DrDu said:
Ok, I understand.
Another question: Is it necessary to have a non-abelian gauge field to obtain an anomaly? I mean in general and not necessarily the axial anomaly. Would a U(1) not do?
chrispb said:
U(1) symmetries can indeed be anomalous.
The axial anomaly of nonabelian gauge theories actually comes from a broken U(1) symmetry.
In QCD, you have U(N_f)_L\times U(N_f)_R chiral symmetry, with both a conserved left-handed current L^\mu and a right-handed one, R^\mu. It is now possible to make a linear combination of those two currents, leading to a vector current V^\mu=(L^\mu+R^\mu)/2 and an axial current A^\mu=(L^\mu-R^\mu)/2 (note: A^\mu is not the gauge field). The symmetry group is now U(N_f)_V\times U(N_f)_A, which is isomorphic to the original one. It now decomposes as
U(N_f)_V\times U(N_f)_A\equiv U(1)_V\times SU(N_f)_V\times U(1)_A\times SU(N_f)_A.

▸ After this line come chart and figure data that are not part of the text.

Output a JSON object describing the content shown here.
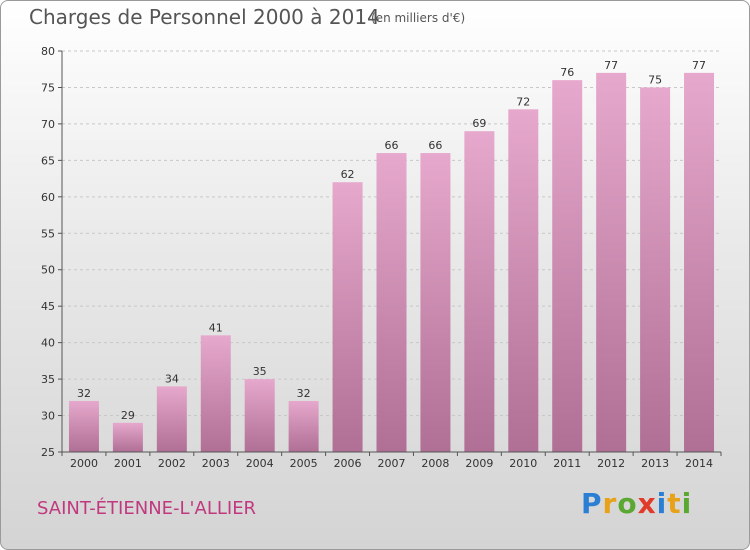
{
  "title": "Charges de Personnel 2000 à 2014",
  "subtitle": "(en milliers d'€)",
  "commune": "SAINT-ÉTIENNE-L'ALLIER",
  "logo": "Proxiti",
  "colors": {
    "bar_top": "#e6a8cc",
    "bar_bottom": "#b06f95",
    "grid": "#c8c8c8",
    "commune": "#c0397e"
  },
  "chart_data": {
    "type": "bar",
    "categories": [
      "2000",
      "2001",
      "2002",
      "2003",
      "2004",
      "2005",
      "2006",
      "2007",
      "2008",
      "2009",
      "2010",
      "2011",
      "2012",
      "2013",
      "2014"
    ],
    "values": [
      32,
      29,
      34,
      41,
      35,
      32,
      62,
      66,
      66,
      69,
      72,
      76,
      77,
      75,
      77
    ],
    "ylim": [
      25,
      80
    ],
    "yticks": [
      25,
      30,
      35,
      40,
      45,
      50,
      55,
      60,
      65,
      70,
      75,
      80
    ],
    "grid": true
  }
}
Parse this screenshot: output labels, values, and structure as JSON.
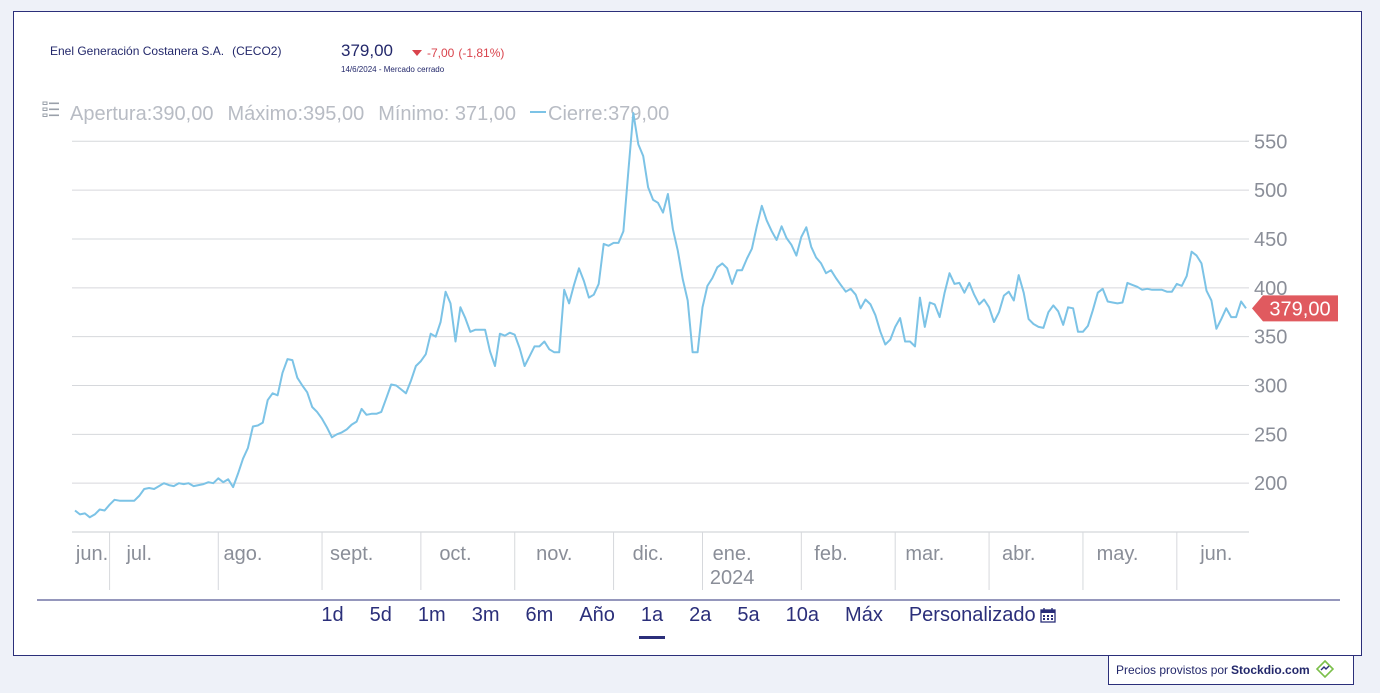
{
  "header": {
    "company": "Enel Generación Costanera S.A.",
    "symbol": "(CECO2)",
    "price": "379,00",
    "change": "-7,00",
    "change_pct": "(-1,81%)",
    "date": "14/6/2024",
    "separator": "-",
    "market_status": "Mercado cerrado"
  },
  "ohlc": {
    "open_label": "Apertura:",
    "open_value": "390,00",
    "high_label": "Máximo:",
    "high_value": "395,00",
    "low_label": "Mínimo:",
    "low_value": " 371,00",
    "close_label": "Cierre:",
    "close_value": "379,00"
  },
  "colors": {
    "line": "#7cc3e6",
    "price_tag": "#e05a5f",
    "brand": "#2b2f7a",
    "down": "#d9434c"
  },
  "chart_data": {
    "type": "line",
    "title": "",
    "xlabel": "",
    "ylabel": "",
    "ylim": [
      150,
      580
    ],
    "y_ticks": [
      550,
      500,
      450,
      400,
      350,
      300,
      250,
      200
    ],
    "y_tick_labels": [
      "550",
      "500",
      "450",
      "400",
      "350",
      "300",
      "250",
      "200"
    ],
    "grid": true,
    "x_ticks": [
      {
        "label": "jun.",
        "sub": "",
        "pos": 0
      },
      {
        "label": "jul.",
        "sub": "",
        "pos": 13
      },
      {
        "label": "ago.",
        "sub": "",
        "pos": 34
      },
      {
        "label": "sept.",
        "sub": "",
        "pos": 56
      },
      {
        "label": "oct.",
        "sub": "",
        "pos": 77
      },
      {
        "label": "nov.",
        "sub": "",
        "pos": 97
      },
      {
        "label": "dic.",
        "sub": "",
        "pos": 116
      },
      {
        "label": "ene.",
        "sub": "2024",
        "pos": 133
      },
      {
        "label": "feb.",
        "sub": "",
        "pos": 153
      },
      {
        "label": "mar.",
        "sub": "",
        "pos": 172
      },
      {
        "label": "abr.",
        "sub": "",
        "pos": 191
      },
      {
        "label": "may.",
        "sub": "",
        "pos": 211
      },
      {
        "label": "jun.",
        "sub": "",
        "pos": 231
      }
    ],
    "month_separators": [
      7,
      29,
      50,
      70,
      89,
      109,
      127,
      147,
      166,
      185,
      204,
      223
    ],
    "series": [
      {
        "name": "Cierre",
        "values": [
          172,
          168,
          169,
          165,
          168,
          173,
          172,
          178,
          183,
          182,
          182,
          182,
          182,
          187,
          194,
          195,
          194,
          197,
          200,
          198,
          197,
          200,
          199,
          200,
          197,
          198,
          199,
          201,
          200,
          205,
          201,
          204,
          196,
          210,
          225,
          236,
          258,
          259,
          262,
          285,
          292,
          290,
          313,
          327,
          326,
          308,
          300,
          293,
          278,
          273,
          266,
          257,
          247,
          250,
          252,
          255,
          260,
          263,
          276,
          270,
          271,
          271,
          273,
          287,
          301,
          300,
          296,
          292,
          305,
          320,
          325,
          332,
          353,
          350,
          365,
          396,
          384,
          345,
          380,
          369,
          355,
          357,
          357,
          357,
          335,
          320,
          353,
          351,
          354,
          352,
          338,
          320,
          330,
          340,
          340,
          345,
          337,
          334,
          334,
          398,
          384,
          403,
          420,
          407,
          390,
          393,
          404,
          445,
          443,
          446,
          446,
          458,
          520,
          579,
          547,
          535,
          503,
          490,
          487,
          477,
          496,
          460,
          438,
          409,
          387,
          334,
          334,
          380,
          402,
          410,
          421,
          425,
          420,
          404,
          418,
          418,
          430,
          440,
          463,
          484,
          469,
          458,
          449,
          463,
          451,
          444,
          433,
          452,
          462,
          442,
          431,
          425,
          415,
          418,
          410,
          403,
          396,
          399,
          393,
          379,
          388,
          383,
          372,
          355,
          342,
          347,
          360,
          369,
          345,
          345,
          340,
          390,
          360,
          385,
          383,
          370,
          395,
          415,
          404,
          405,
          395,
          405,
          393,
          383,
          388,
          380,
          365,
          375,
          392,
          396,
          387,
          413,
          395,
          368,
          363,
          360,
          359,
          375,
          382,
          376,
          362,
          380,
          379,
          355,
          355,
          361,
          377,
          395,
          399,
          386,
          385,
          384,
          385,
          405,
          403,
          401,
          398,
          399,
          398,
          398,
          398,
          396,
          396,
          404,
          402,
          412,
          437,
          433,
          425,
          397,
          387,
          358,
          368,
          379,
          370,
          370,
          386,
          379
        ]
      }
    ],
    "last_price_label": "379,00"
  },
  "ranges": [
    "1d",
    "5d",
    "1m",
    "3m",
    "6m",
    "Año",
    "1a",
    "2a",
    "5a",
    "10a",
    "Máx",
    "Personalizado"
  ],
  "active_range": "1a",
  "credit": {
    "prefix": "Precios provistos por",
    "brand": "Stockdio.com"
  }
}
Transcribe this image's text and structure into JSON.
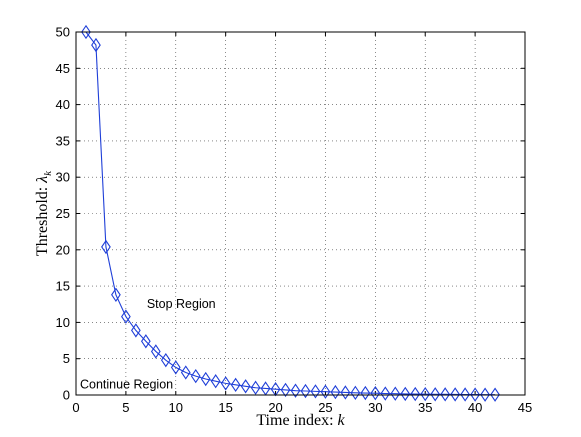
{
  "chart_data": {
    "type": "line",
    "xlabel": "Time index: ",
    "xlabel_var": "k",
    "ylabel": "Threshold: ",
    "ylabel_var": "λ",
    "ylabel_sub": "k",
    "xlim": [
      0,
      45
    ],
    "ylim": [
      0,
      50
    ],
    "xticks": [
      0,
      5,
      10,
      15,
      20,
      25,
      30,
      35,
      40,
      45
    ],
    "yticks": [
      0,
      5,
      10,
      15,
      20,
      25,
      30,
      35,
      40,
      45,
      50
    ],
    "grid": true,
    "marker": "diamond",
    "color": "#1f3fd8",
    "annotations": [
      {
        "text": "Stop Region",
        "x": 7.1,
        "y": 12.0
      },
      {
        "text": "Continue Region",
        "x": 0.4,
        "y": 0.9
      }
    ],
    "series": [
      {
        "x": [
          1,
          2,
          3,
          4,
          5,
          6,
          7,
          8,
          9,
          10,
          11,
          12,
          13,
          14,
          15,
          16,
          17,
          18,
          19,
          20,
          21,
          22,
          23,
          24,
          25,
          26,
          27,
          28,
          29,
          30,
          31,
          32,
          33,
          34,
          35,
          36,
          37,
          38,
          39,
          40,
          41,
          42
        ],
        "y": [
          50,
          48.2,
          20.4,
          13.8,
          10.8,
          8.9,
          7.4,
          6.0,
          4.8,
          3.8,
          3.1,
          2.6,
          2.2,
          1.9,
          1.6,
          1.4,
          1.2,
          1.0,
          0.9,
          0.8,
          0.7,
          0.6,
          0.55,
          0.5,
          0.45,
          0.4,
          0.35,
          0.3,
          0.27,
          0.25,
          0.2,
          0.18,
          0.15,
          0.13,
          0.12,
          0.1,
          0.09,
          0.08,
          0.07,
          0.06,
          0.05,
          0.05
        ]
      }
    ]
  }
}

You can now analyze each part separately, and see what it does. You get the following results:
U(1)_V remains unbroken, it stands for baryon-number conservation.
SU(N_f)_V is broken in the case when quarks have different masses.
SU(N_f)_A is broken when quarks have nonzero mass.
U(1)_A is broken at quantum level for non-vanishing quark masses, that's what is referred to as chiral/axial anomaly.